Le crédit in fine

Réussir son investissement locatif implique souvent des efforts financiers ou des revenus conséquents. Dans le neuf, le crédit in fine peut être une bonne opération.

Le crédit in fine
Le crédit in fine

Lorsque vous achetez un logement neuf pour le louer, vous êtes soumis au même échelonnement des paiements que si vous achetiez pour y vivre. Pour soulager l'effort financier que cela engendre, vous pourrez demander à votre banque une franchise des intérêts ou un report d'échéances durant quelques mois. Vous pouvez aussi, pour contourner l'obstacle, souscrire un prêt in fine.


Qu'est-ce qu'un crédit immobilier in fine ?


Lorsque vous optez pour un crédit immobilier in fine, vous effectuez vos remboursements en deux temps : des mensualités sur toute la durée du crédit qui ne comportent que la prime d'assurance et les intérêts, puis en fin de prêt, un versement unique de la totalité du capital emprunté. Une telle formule n'est cependant pas à conseiller à tout le monde car elle est également très coûteuse. Vous devez en effet être fortement fiscalisé.


Crédit in fine : quelle capacité à rembourser ?


Car le fait de payer beaucoup d'intérêts vous permet de réaliser des économies d'impôts.

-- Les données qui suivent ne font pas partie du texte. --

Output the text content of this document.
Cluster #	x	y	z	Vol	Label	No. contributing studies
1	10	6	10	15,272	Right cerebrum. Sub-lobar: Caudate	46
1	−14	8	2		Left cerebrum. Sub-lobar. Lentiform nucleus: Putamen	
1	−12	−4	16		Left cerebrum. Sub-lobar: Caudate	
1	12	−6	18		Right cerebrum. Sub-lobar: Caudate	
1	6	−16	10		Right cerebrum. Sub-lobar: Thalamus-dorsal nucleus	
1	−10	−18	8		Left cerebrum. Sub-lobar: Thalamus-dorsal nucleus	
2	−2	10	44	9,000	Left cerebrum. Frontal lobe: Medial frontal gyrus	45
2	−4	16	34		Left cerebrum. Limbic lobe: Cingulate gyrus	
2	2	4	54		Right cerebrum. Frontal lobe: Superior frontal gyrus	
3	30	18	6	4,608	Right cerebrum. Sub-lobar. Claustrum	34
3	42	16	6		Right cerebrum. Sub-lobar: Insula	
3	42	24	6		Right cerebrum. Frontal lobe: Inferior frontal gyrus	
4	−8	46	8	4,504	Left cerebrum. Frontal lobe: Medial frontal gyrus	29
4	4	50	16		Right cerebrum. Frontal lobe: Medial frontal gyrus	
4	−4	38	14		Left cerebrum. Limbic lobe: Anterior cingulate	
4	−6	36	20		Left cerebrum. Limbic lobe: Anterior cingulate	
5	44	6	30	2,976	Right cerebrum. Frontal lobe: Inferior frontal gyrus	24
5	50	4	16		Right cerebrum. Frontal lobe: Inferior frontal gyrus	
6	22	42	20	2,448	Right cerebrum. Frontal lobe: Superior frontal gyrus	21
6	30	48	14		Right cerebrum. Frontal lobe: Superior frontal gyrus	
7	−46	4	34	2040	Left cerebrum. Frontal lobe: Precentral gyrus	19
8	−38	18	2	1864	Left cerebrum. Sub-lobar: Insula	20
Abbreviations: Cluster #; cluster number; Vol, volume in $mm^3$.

En matière d'investissement locatif, les intérêts d'emprunt (contrairement à la résidence principale pour laquelle le crédit d'impôt n'existe plus) sont déductibles des revenus fonciers. Plus vous déduisez d'intérêts et moins vous payez d'impôts. Ils jouent même un effet levier pour créer un déficit foncier que vous pourrez déduire de votre revenu global, dans la limite toutefois de 10 700 euros par an (hors intérêts d'emprunt). Pour décrocher un tel prêt, vous devez toutefois rassurer le banquier sur votre capacité à rembourser le capital et les intérêts en fin de crédit. C'est la raison pour laquelle le prêt in fine n'est jamais consenti sans un produit d'épargne adossé. Il peut s'agir d'un contrat d'assurance-vie. Si vous ne disposez pas déjà d'un tel produit, vous devrez donc en ouvrir un, de préférence dans la banque prêteuse.
En règle générale, l'établissement demande 30, 40, voire 50 % de dépôt sur le produit d'épargne, de telle sorte qu'à l'échéance le capital déposé, auquel s'ajoute la rémunération, puisse combler le capital emprunté et vous permette de rembourser en toute tranquillité.